En efecto, España, en su esencia y en su identidad real, nunca fue nacionalista, sino que su grandeza estribó en lo contrario: cuando se abrió y dio al mundo; como dijo Julián Marías, España -con Portugal- es el único país que ha querido ser europeo, occidental. Los demás lo son, simplemente; España optó por serlo, decidió serlo y persistió en esta decisión sin desmayos. Por eso, al mismo tiempo, quiso ser americana, y asiática, y africana.

Cada vez tengo más claro que la unidad europea, como ultranación, es un objetivo irrenunciable de este momento; con una forma de unificación, como sigue diciendo Marías, abierta hacia Occidente y hacia lo otro; y esto debe estar configurado en un proyecto histórico resultante de la integración de los respectivos proyectos internos de las naciones que la componen, sin que existe incompatibilidad entre estos y aquel.

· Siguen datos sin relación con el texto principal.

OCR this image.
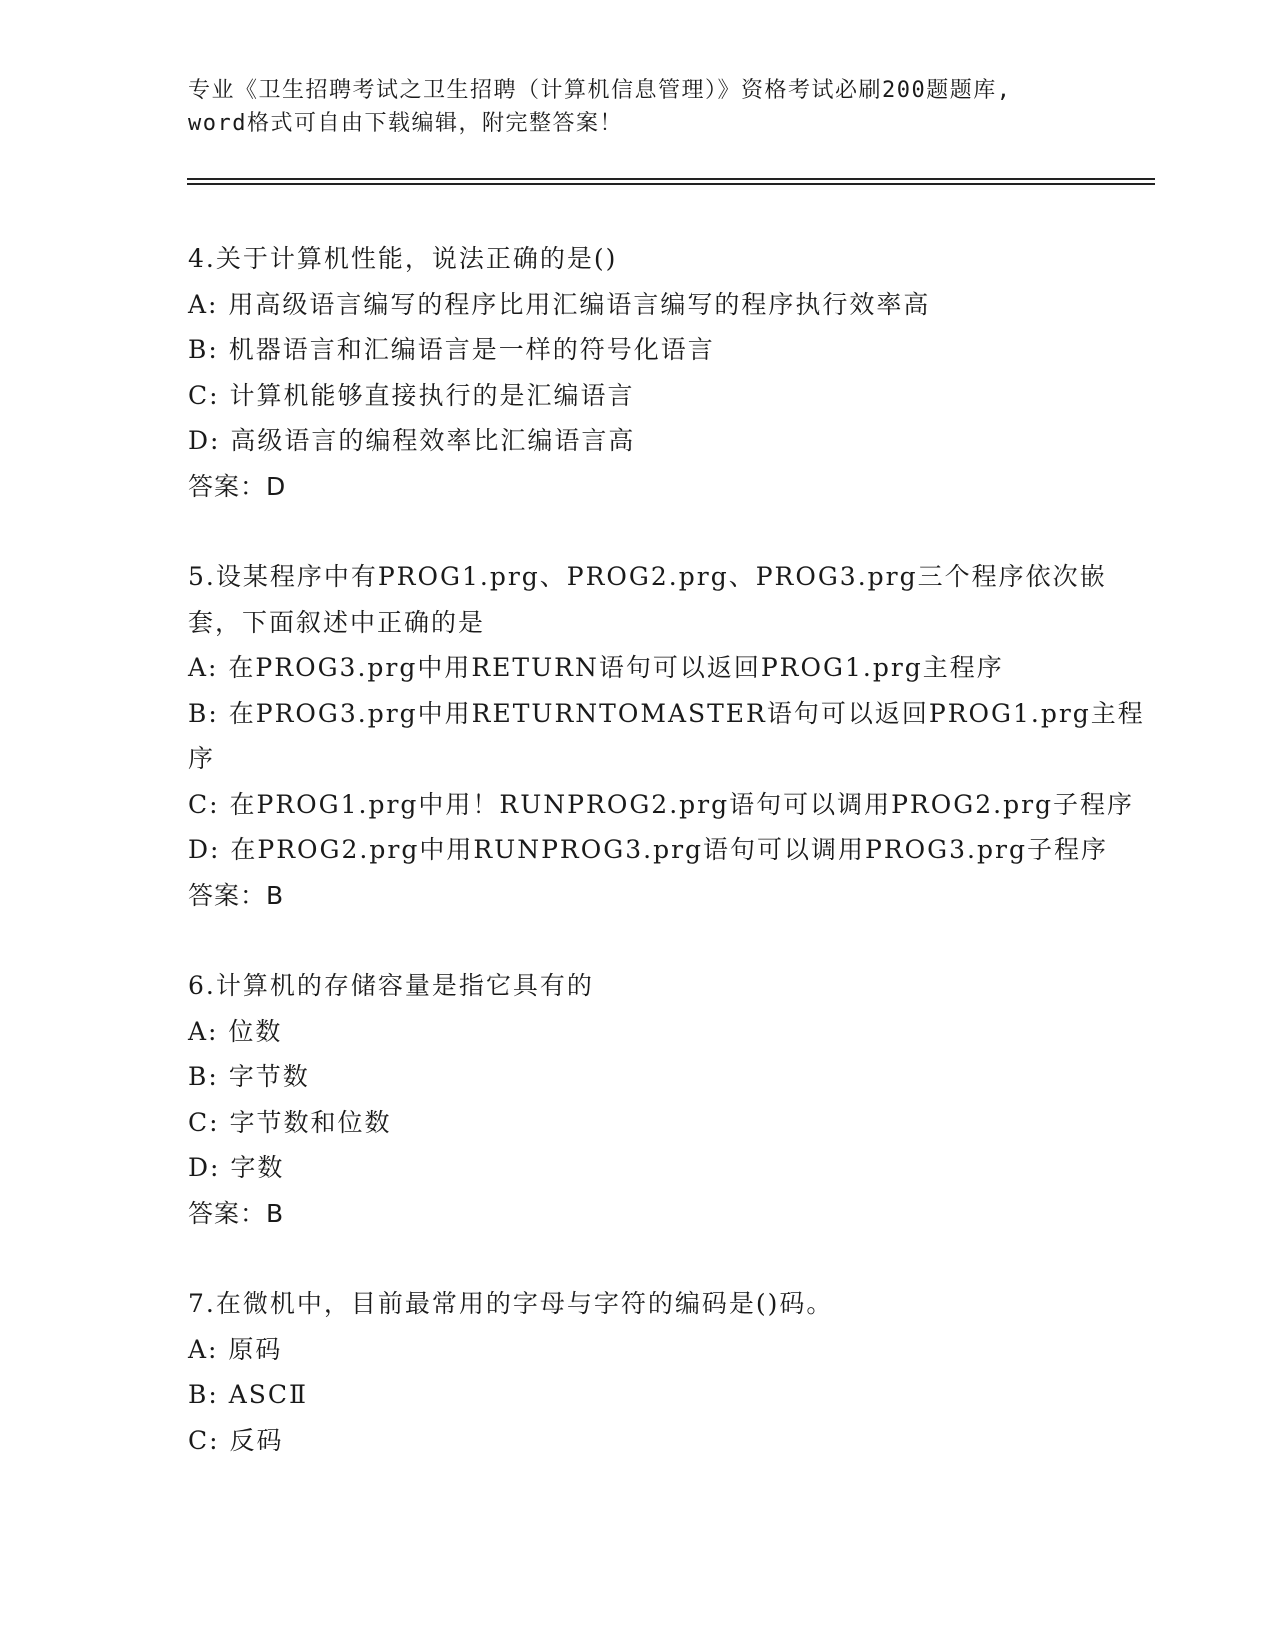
专业《卫生招聘考试之卫生招聘（计算机信息管理）》资格考试必刷200题题库,
word格式可自由下载编辑，附完整答案！
4.关于计算机性能，说法正确的是()
A: 用高级语言编写的程序比用汇编语言编写的程序执行效率高
B: 机器语言和汇编语言是一样的符号化语言
C: 计算机能够直接执行的是汇编语言
D: 高级语言的编程效率比汇编语言高
答案：D
5.设某程序中有PROG1.prg、PROG2.prg、PROG3.prg三个程序依次嵌
套，下面叙述中正确的是
A: 在PROG3.prg中用RETURN语句可以返回PROG1.prg主程序
B: 在PROG3.prg中用RETURNTOMASTER语句可以返回PROG1.prg主程
序
C: 在PROG1.prg中用！RUNPROG2.prg语句可以调用PROG2.prg子程序
D: 在PROG2.prg中用RUNPROG3.prg语句可以调用PROG3.prg子程序
答案：B
6.计算机的存储容量是指它具有的
A: 位数
B: 字节数
C: 字节数和位数
D: 字数
答案：B
7.在微机中，目前最常用的字母与字符的编码是()码。
A: 原码
B: ASCⅡ
C: 反码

Es decir, lo contrario de las numerosas tentaciones de brexit que ganan adeptos por doquier a modo de rechazo del Sistema globalizador. Pero, para ello, tanto los proyectos nacionales como el proyecto ultranacional europeo deben estar inspirados en parámetros diferentes de los que están provocando este retroceso histórico de vuelta a los nacionalismos – sean desde la perspectiva de la Unión Jack, desde la añoranza de la grandeur francesa, desde un neo-zarismo ruso, desde la Valonia segregacionista, desde el orgullo del anglosajón-blanco-protestante…o desde los etnicismos vascongados o las esteladas catalanistas; bastaría con que los proyectos abiertos y generosos se sustentaran e inspiraran en las verdaderas raíces -filosóficas, religiosas, culturales, antropológicas, morales- de Occidente, y no en falsificaciones.

La Aldea Global no puede ser contrarrestada por el retorno a lo espontáneo de la Pequeña Aldea, a riesgo de desandar lo recorrido en la búsqueda de la armonía del hombre con su contorno, a riesgo de recaer en los nocivos y siempre nebulosos senderos del nacionalismo, que siempre es expresión de separatismo.

Debe ser superada, por el contrario, con los conceptos, difíciles y bellos, de la Ciudad, del Estado, del Derecho (y del Imperio, que añadiría Ors en la terminología de comienzos del siglo pasado), que configuran los amplios caminos occidentales de la Universalidad.